Designing Sequences

This tutorial shows you how to design protein sequences based on your chosen objectives. Use this tool to customize design objectives for individual projects and design a variant library based on your data.

What you need before getting started

Please note that this tool requires experimental data in the form of an uploaded dataset. For instructions on how to upload your data, see Uploading your data

If you don’t yet have experimental data, start with our PoET tools.

If you run into any challenges or have questions while getting started, please contact OpenProtein.AI support.

About design criteria

OpenProtein.AI uses Bayesian property predictors, which output a distribution over possible values of the property for a variant. Design goals are defined by a property’s value being greater than or less than a target value.

The mean, or most likely value of the property for the sequence as predicted by the model, is what you would get from a typical regression model. The models also output a standard deviation indicating their certainty in the value of that property. Based on this distribution, we can calculate the probability that a sequence variant meets a design criteria and express it as a log-likelihood score.

Creating your custom designs

Navigate to your dataset, then select Create design. This opens a new window where you can edit the design name and define your parameters and design objectives.

Explore tradeoffs between the number of mutations in each variant and predicted properties by selecting Use number of mutations criteria and set criteria for multiple properties.

We recommend using the default 25 step design algorithm in the Number of design steps field.

When your criteria are set, select Generate design. Your designs are accessible through the navigation panel on the left.

Interpreting your results

Your results will display in a UMAP, a histogram, a joint plot, and a design result table.

Variant sequences generated by the design process are overlaid on the Uniform Manifold Approximation and Projection (UMAP). Hover over a point in the UMAP to view the sequence and score.

Your designed sequences are colored by their predicted property, and you can adjust the display in several ways.

  • Use the color options panel to adjust the color settings and change which property the new points are colored by.
  • Highlight specific sequences by clicking on individual points, or hold Shift while dragging your cursor to select multiple points.
  • Select the eye icon to the left of sequences in the table to toggle the visibility of a sequence on and off in the UMAP.

The Histogram tab compares the expected property distributions for the designs against your original library and joint plots for all of the properties. Hover over the graph to view the property, source, binned value, and frequency.

The Joint plot tab provides a visual representation of the distribution of individuals of each variable and helps in understanding the relationship between two variables.

The Design result table displays all designed and input sequences. If you want to compare your generated results against a benchmark, select Add a reference sequence , enter a parent sequence or sequence of interest, and select Add. You can update or delete reference sequences by selecting Edit reference sequence, choosing your desired action, then selecting Update. Using a reference sequence lets you view mutation sites to better understand specific substitutions present in your sequence libraries and designs.
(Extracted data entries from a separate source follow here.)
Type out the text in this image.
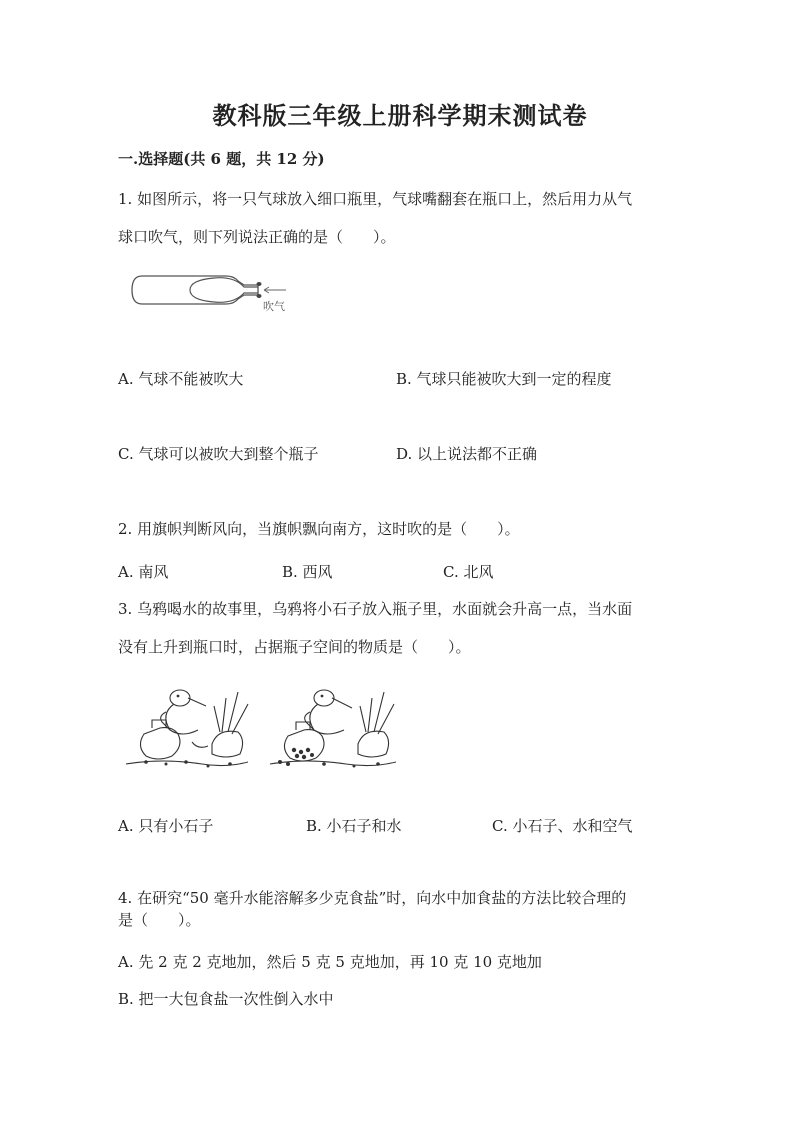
教科版三年级上册科学期末测试卷
一.选择题(共 6 题，共 12 分)
1. 如图所示，将一只气球放入细口瓶里，气球嘴翻套在瓶口上，然后用力从气
球口吹气，则下列说法正确的是（　　）。
吹气
A. 气球不能被吹大	B. 气球只能被吹大到一定的程度
C. 气球可以被吹大到整个瓶子	D. 以上说法都不正确
2. 用旗帜判断风向，当旗帜飘向南方，这时吹的是（　　）。
A. 南风	B. 西风	C. 北风
3. 乌鸦喝水的故事里，乌鸦将小石子放入瓶子里，水面就会升高一点，当水面
没有上升到瓶口时，占据瓶子空间的物质是（　　）。
A. 只有小石子	B. 小石子和水	C. 小石子、水和空气
4. 在研究“50 毫升水能溶解多少克食盐”时，向水中加食盐的方法比较合理的
是（　　）。
A. 先 2 克 2 克地加，然后 5 克 5 克地加，再 10 克 10 克地加
B. 把一大包食盐一次性倒入水中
Select Advanced filters to only display unique sequences.

You can also sort the table by the predicted property or log-likelihood score. Use the filter icon to set simple filters for each column.

Use the Generate more sequences at the bottom of your design results page to generate more candidate sequences.

Saving your sequences

Save your results as a library within your project by selecting Save as library. Add a library name and description, then select Save. Access your libraries from the left hand navigation panel.

You can also export your results as a CSV file by selecting Export , then selecting which rows to include.

Fine-tuning your designs

Sometimes your produced sequences are high diversity, bear little resemblance to the input data, or have predicted property values far from what you’re looking for. This can happen if you set ambitious design objectives, for example with target values far from sequences in your dataset. If the model cannot find any sequences that are predicted to achieve your design objectives, it will explore sequences with maximum uncertainty since those are more likely to achieve the design objective broadly.

Reducing the design target can help the system find sequences that are likely to be incremental improvements, and will produce designs that will be closer to your target values.

Using your designed sequences

Explore your sequence’s 3D structure with the Structure Prediction tool, or use Substitution Analysis to evaluate the single substitution variants of your sequence.